Una guerra económica que calificó de inmoral, ilegal y criminal
La respuesta del presidente cubano Díaz-Canel a las nuevas sanciones estadounidenses.

En el pulso largo de la relación entre Washington y La Habana, cada nueva ronda de sanciones no es solo una medida financiera, sino un mensaje sobre quién tiene el poder de aislar a quién. Este lunes, el Tesoro estadounidense amplió su lista de funcionarios cubanos bloqueados, apuntando a ministros, legisladores y jefes de seguridad, en un momento en que la tensión bilateral alcanza uno de sus puntos más altos en años. La acción, más simbólica que económica según los propios afectados, revela una estrategia de presión acumulativa que ninguna de las dos partes parece dispuesta a interrumpir.

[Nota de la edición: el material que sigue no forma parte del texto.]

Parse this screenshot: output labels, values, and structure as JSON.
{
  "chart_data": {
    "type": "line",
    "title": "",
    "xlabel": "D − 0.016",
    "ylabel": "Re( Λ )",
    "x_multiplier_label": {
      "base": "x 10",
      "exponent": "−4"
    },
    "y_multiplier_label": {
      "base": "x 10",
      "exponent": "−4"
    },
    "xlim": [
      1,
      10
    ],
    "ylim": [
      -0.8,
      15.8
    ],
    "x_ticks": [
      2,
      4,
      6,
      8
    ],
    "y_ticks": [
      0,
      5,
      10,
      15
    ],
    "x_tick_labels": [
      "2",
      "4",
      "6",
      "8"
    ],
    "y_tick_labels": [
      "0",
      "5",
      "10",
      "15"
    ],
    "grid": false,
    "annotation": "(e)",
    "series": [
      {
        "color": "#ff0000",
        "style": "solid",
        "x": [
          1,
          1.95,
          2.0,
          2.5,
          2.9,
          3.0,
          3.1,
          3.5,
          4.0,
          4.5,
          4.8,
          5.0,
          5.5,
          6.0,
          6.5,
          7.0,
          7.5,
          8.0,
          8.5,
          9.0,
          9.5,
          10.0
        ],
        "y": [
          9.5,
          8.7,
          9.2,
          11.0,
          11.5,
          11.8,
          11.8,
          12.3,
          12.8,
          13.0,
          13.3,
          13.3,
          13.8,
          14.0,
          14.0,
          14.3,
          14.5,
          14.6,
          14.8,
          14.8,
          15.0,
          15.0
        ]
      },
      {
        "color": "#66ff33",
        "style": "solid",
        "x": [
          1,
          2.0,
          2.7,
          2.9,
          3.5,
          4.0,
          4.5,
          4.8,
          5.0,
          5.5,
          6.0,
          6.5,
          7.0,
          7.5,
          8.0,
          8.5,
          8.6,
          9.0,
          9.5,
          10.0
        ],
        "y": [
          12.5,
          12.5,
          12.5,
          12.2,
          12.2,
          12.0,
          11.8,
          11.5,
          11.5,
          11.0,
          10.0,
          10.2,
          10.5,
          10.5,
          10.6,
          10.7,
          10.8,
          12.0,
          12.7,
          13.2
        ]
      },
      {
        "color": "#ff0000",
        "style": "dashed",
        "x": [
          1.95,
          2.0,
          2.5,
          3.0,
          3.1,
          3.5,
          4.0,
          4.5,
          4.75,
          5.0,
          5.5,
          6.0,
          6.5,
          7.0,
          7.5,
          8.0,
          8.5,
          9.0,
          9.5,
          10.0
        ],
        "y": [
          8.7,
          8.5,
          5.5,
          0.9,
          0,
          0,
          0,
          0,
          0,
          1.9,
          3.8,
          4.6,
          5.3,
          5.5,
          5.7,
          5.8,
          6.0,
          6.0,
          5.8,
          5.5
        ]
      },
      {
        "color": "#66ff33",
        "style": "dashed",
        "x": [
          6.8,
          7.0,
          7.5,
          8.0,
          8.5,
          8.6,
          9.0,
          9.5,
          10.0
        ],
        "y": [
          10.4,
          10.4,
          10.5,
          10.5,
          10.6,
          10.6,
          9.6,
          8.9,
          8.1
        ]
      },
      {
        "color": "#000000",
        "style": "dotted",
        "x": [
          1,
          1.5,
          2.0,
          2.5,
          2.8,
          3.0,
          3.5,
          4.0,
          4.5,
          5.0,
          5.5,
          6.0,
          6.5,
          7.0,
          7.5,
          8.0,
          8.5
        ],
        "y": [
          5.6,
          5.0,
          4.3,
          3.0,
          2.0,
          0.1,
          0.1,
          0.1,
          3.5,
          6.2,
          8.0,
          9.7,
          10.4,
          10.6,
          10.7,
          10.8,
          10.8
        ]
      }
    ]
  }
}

  • Washington congeló activos y prohibió transacciones con cinco altos funcionarios cubanos, incluyendo ministros, el presidente de la Asamblea Nacional y el jefe de la Policía Nacional.
  • Las sanciones se extienden también a la Dirección Nacional de Inteligencia de Cuba, ampliando un cerco institucional que ya incluía al Ministerio del Interior y la Policía Revolucionaria.
  • Trump amenaza con más presión y el Departamento de Justicia prepara cargos formales contra Raúl Castro por el derribo de avionetas en 1996, elevando la confrontación al plano judicial.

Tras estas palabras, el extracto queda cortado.